恋する山田と無自覚タラシの高橋さん2

文字数 878文字

 策士策に溺れる

────オレは山田、元陰キャ。

 中学時代のオレは、
 『真面目』『頑な』『融通が利かない』
 そんな自分をリセットする為、高校(ここ)に来た。知り合いがいない田舎の学校。全ては陽キャになるために。

 『真面目さ』が功を奏し、髪型、服装、流行、しゃべり方、間の取り方まで研究。3ヶ月目の現在、自他ともに認める『リア充』の完成。
 そう、オレは幸せ……
 ──────────でもなかった。



 気にくわないヤツがいる。

 『高橋いのり』

 真面目を素でいく学級委員。ついたアダナは『インチョー』。実はオレがつけた。こいつは中学時代の自分を彷彿とさせるからだ。

 『同族嫌悪』

 腹が立つ。だから中学時代嫌だったアダナをつけた。オレはずっと『生活インチョー』と呼ばれていた。

「インチョーではない、委員長だ!」

 何度注意しても、笑って「インチョー」と言うアホな奴等。だから高橋も同じ目にと思った。しかしアダナを嫌がる素振りがない。まさか気に入っている? 

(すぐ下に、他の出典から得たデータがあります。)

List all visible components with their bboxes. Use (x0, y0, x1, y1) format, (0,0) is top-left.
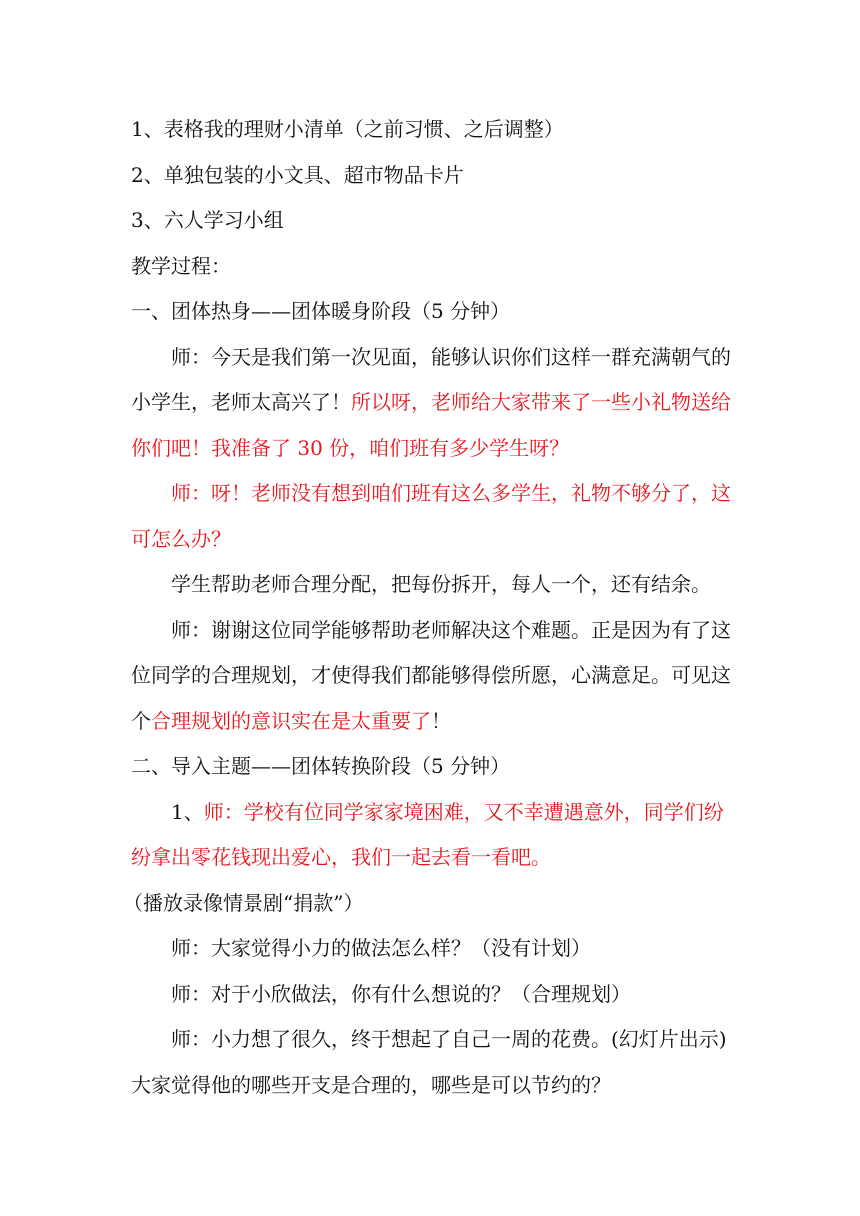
section1-p2-line2: 可怎么办？ (131, 526, 231, 551)
materials-item-3: 3、六人学习小组 (131, 208, 284, 232)
section1-p2-line1: 师：呀！老师没有想到咱们班有这么多学生，礼物不够分了，这 (171, 481, 731, 505)
section1-p4-line3-highlight: 合理规划的意识实在是太重要了 (151, 708, 431, 733)
document-page (123, 107, 731, 1108)
section1-p4-line3-end: ！ (431, 708, 451, 733)
section2-p4-line2: 大家觉得他的哪些开支是合理的，哪些是可以节约的？ (131, 1072, 611, 1097)
section2-p1-line1 (131, 790, 731, 836)
section1-p1-line2-plain: 小学生，老师太高兴了！ (131, 390, 351, 414)
section2-p2: 师：大家觉得小力的做法怎么样？（没有计划） (171, 936, 591, 960)
section1-p1-line2-highlight: 所以呀，老师给大家带来了一些小礼物送给 (351, 390, 731, 414)
section1-p1-line2 (131, 380, 731, 426)
section1-p1-line1: 师：今天是我们第一次见面，能够认识你们这样一群充满朝气的 (171, 344, 731, 369)
section2-p4-line1: 师：小力想了很久，终于想起了自己一周的花费。(幻灯片出示) (171, 1027, 727, 1051)
section1-p4-line1: 师：谢谢这位同学能够帮助老师解决这个难题。正是因为有了这 (171, 617, 731, 642)
section1-p4-line3 (131, 699, 731, 745)
section1-heading: 一、团体热身——团体暖身阶段（5 分钟） (131, 299, 511, 323)
section2-heading: 二、导入主题——团体转换阶段（5 分钟） (131, 754, 511, 778)
section1-p4-line3-start: 个 (131, 708, 151, 733)
materials-item-2: 2、单独包装的小文具、超市物品卡片 (131, 162, 464, 187)
section1-p4-line2: 位同学的合理规划，才使得我们都能够得偿所愿，心满意足。可见这 (131, 663, 731, 687)
section2-p1-line1-highlight: 师：学校有位同学家家境困难，又不幸遭遇意外，同学们纷 (203, 799, 724, 824)
process-heading: 教学过程： (131, 253, 231, 278)
section2-p1-number: 1、 (171, 799, 204, 824)
section2-p1-line2: 纷拿出零花钱现出爱心，我们一起去看一看吧。 (131, 845, 551, 869)
materials-item-1: 1、表格我的理财小清单（之前习惯、之后调整） (131, 117, 564, 141)
section1-p1-line3: 你们吧！我准备了 30 份，咱们班有多少学生呀？ (131, 435, 570, 460)
video-note: （播放录像情景剧“捐款”） (123, 890, 364, 915)
section2-p3: 师：对于小欣做法，你有什么想说的？（合理规划） (171, 981, 631, 1006)
section1-p3: 学生帮助老师合理分配，把每份拆开，每人一个，还有结余。 (171, 572, 711, 596)
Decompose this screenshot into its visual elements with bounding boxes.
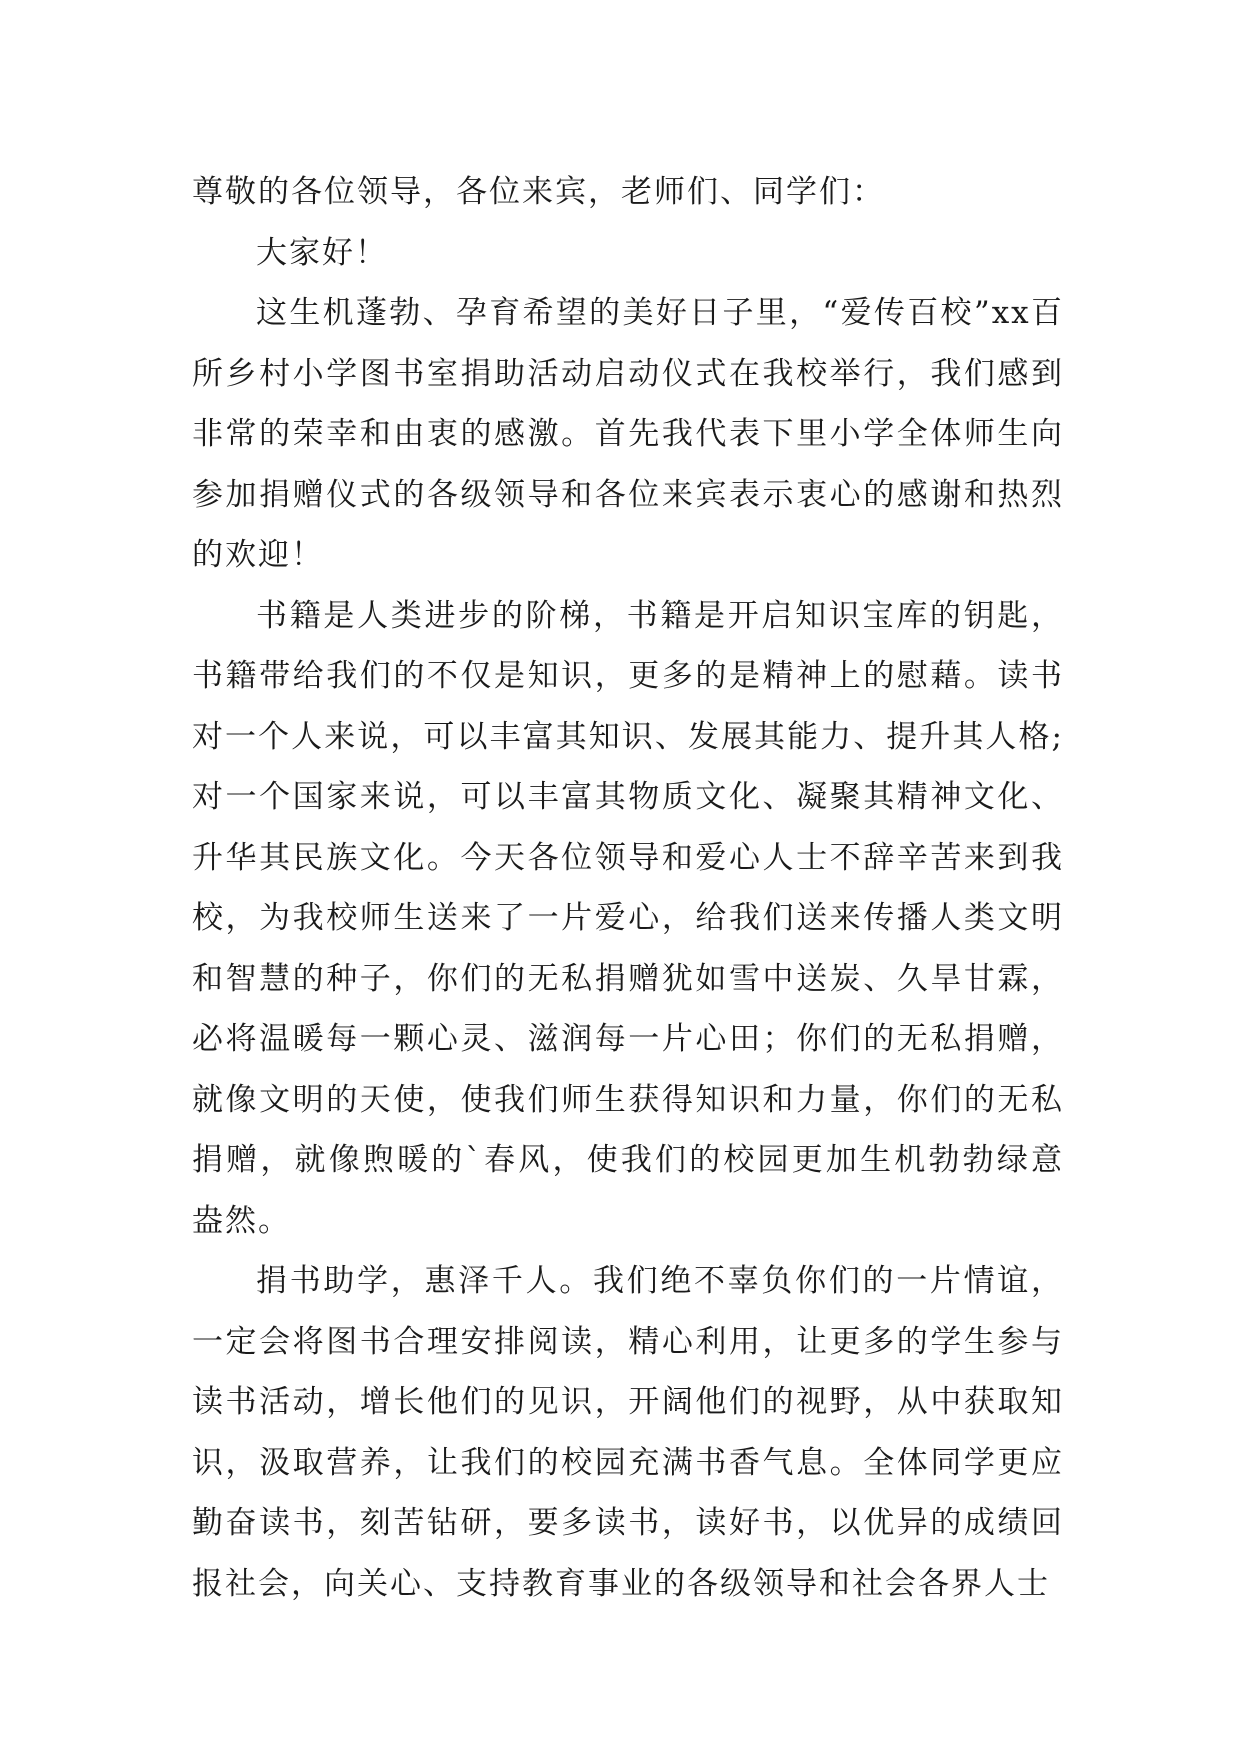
paragraph-welcome: 这生机蓬勃、孕育希望的美好日子里，“爱传百校”xx百所乡村小学图书室捐助活动启动仪式在我校举行，我们感到非常的荣幸和由衷的感激。首先我代表下里小学全体师生向参加捐赠仪式的各级领导和各位来宾表示衷心的感谢和热烈的欢迎！ — [192, 295, 1064, 573]
salutation: 尊敬的各位领导，各位来宾，老师们、同学们： — [192, 174, 885, 210]
speech-text — [192, 162, 1064, 1614]
paragraph-donation: 捐书助学，惠泽千人。我们绝不辜负你们的一片情谊，一定会将图书合理安排阅读，精心利用，让更多的学生参与读书活动，增长他们的见识，开阔他们的视野，从中获取知识，汲取营养，让我们的校园充满书香气息。全体同学更应勤奋读书，刻苦钻研，要多读书，读好书，以优异的成绩回报社会，向关心、支持教育事业的各级领导和社会各界人士 — [192, 1263, 1064, 1602]
greeting: 大家好！ — [256, 234, 388, 271]
paragraph-books: 书籍是人类进步的阶梯，书籍是开启知识宝库的钥匙，书籍带给我们的不仅是知识，更多的是精神上的慰藉。读书对一个人来说，可以丰富其知识、发展其能力、提升其人格;对一个国家来说，可以丰富其物质文化、凝聚其精神文化、升华其民族文化。今天各位领导和爱心人士不辞辛苦来到我校，为我校师生送来了一片爱心，给我们送来传播人类文明和智慧的种子，你们的无私捐赠犹如雪中送炭、久旱甘霖，必将温暖每一颗心灵、滋润每一片心田；你们的无私捐赠，就像文明的天使，使我们师生获得知识和力量，你们的无私捐赠，就像煦暖的`春风，使我们的校园更加生机勃勃绿意盎然。 — [192, 597, 1064, 1239]
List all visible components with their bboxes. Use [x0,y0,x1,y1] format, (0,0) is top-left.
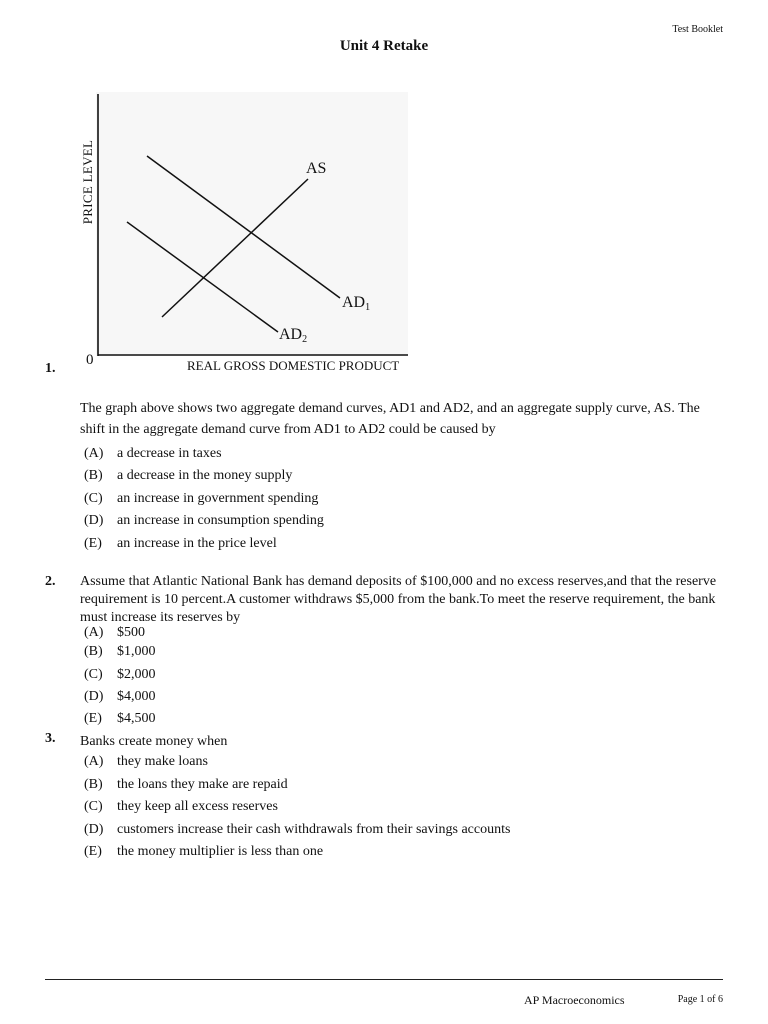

 高橋の真面目キャラ、崩してみたい。あいつの慌てふためく姿を見たら、きっとこのモヤモヤした気分が晴れるはずだ。



 そう思い続けたある日、チャンスは訪れた。
 黒板にある日直の名前、そこにユージが相合い傘を書き込んだのだ。

『山田△高橋』
 
 ユージ、やることはガキだがよくやった。あの鉄仮面女、どんな反応を見せるか見物だ。

 あいつ、黒板消しに手をかけた。
 おいおい、ただ消されてはつまらないぞ。

「インチョー、消しちゃうの?」

 あいつは振り向きオレを睨んだ。ここで顔を真っ赤にして泣くなら助けてやっても……

「ちがうよ」

 そう言って、あいつは赤いチョークで相合い傘にハートを乗せた。見事な一筆書。
 !! 
 なんだよそれ……
 なんだよそれーーーーーー!!!

 心臓が跳ね上がり動悸が激しい、変な汗が流れる。しかもその時のチョークの音が耳から離れない。リプレイされるアイツのすました顔、流れるように淡々と次の準備をする姿も。
 なんでだよ! 何なんだよ!!







 ────────あれから、
 なぜかあいつが目に入る。
 もといあいつしか目に入らない。